The Act itself acknowledges the growing threat of international trade secret misappropriation and the current limitations of trade secret owners to prevent misappropriation abroad. To gain a better understanding of this issue, the DTSA requires the Attorney General, in collaboration with other government agencies, to issue a report—one year after the passage of the Act and then on a biannual basis—detailing, among other things, the scope of theft of US trade secrets occurring outside of the United States, the involvement of foreign governments in the theft of US trade secrets and the ability of US trade secret owners to prevent trade secret theft abroad. The report also must include recommendations to the executive and legislative branches of actions that may be taken to reduce the threat of international trade secret misappropriation and protect US companies from such misappropriation.

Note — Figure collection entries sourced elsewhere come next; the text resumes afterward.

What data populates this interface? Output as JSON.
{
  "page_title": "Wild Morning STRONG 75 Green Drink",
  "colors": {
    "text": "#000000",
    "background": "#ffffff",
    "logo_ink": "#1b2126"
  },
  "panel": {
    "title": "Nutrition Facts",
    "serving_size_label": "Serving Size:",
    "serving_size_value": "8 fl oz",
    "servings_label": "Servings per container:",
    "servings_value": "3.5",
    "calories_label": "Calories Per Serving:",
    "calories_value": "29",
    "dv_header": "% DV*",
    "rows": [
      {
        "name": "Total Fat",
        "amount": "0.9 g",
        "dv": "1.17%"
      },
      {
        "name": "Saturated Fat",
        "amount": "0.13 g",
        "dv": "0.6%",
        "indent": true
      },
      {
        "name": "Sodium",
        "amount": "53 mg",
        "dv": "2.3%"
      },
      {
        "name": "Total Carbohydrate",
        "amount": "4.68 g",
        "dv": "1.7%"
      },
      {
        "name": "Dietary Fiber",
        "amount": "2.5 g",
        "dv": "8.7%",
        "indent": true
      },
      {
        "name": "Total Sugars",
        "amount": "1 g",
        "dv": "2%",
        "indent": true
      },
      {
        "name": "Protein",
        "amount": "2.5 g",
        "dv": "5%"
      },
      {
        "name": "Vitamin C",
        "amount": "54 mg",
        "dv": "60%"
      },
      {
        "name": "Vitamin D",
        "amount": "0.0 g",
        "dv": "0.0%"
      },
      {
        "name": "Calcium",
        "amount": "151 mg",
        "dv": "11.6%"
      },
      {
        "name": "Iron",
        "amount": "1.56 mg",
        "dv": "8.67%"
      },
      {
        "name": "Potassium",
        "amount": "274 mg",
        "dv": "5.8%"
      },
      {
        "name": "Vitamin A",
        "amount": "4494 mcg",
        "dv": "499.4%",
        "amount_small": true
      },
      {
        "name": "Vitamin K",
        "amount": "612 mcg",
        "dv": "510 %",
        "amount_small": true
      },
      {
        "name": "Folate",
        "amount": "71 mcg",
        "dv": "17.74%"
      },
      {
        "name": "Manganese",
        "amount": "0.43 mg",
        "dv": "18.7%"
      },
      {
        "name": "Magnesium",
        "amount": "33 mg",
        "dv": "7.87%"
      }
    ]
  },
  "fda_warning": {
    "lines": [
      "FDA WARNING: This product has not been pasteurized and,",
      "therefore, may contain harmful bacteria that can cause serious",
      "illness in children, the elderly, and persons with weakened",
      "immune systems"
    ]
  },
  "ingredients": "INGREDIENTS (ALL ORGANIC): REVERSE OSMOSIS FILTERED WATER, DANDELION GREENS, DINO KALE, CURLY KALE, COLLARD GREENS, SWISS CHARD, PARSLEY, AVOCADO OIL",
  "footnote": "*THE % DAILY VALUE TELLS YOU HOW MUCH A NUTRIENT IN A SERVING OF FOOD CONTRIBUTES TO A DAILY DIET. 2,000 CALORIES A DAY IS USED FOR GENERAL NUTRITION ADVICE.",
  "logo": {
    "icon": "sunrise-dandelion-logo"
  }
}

In the short term, US companies have limited means to combat the misappropriation of their trade secrets in foreign countries. However, by bringing a claim in federal court under the DTSA, a plaintiff can attempt to seek foreign discovery under the Hague Convention so long as the foreign entity resides in a country that is a signatory to the convention. While discovery under the Hague Convention may be limited, it provides plaintiffs with a discovery option that is not available in state court.

Conclusion

The DTSA has the potential to be a powerful weapon for US companies seeking to protect their trade secrets from misappropriation. While there are some similarities to state-based trade secret laws, the DTSA includes several new tools that companies can employ to prevent the disclosure of valuable trade secrets and possibly deter future acts of misappropriation—tools such as civil seizure, expedited discovery and the ability to bring multiple causes of action relating to the same acts of misappropriation. But, like any new law, much of the Act’s effectiveness will ultimately depend on its application by the courts.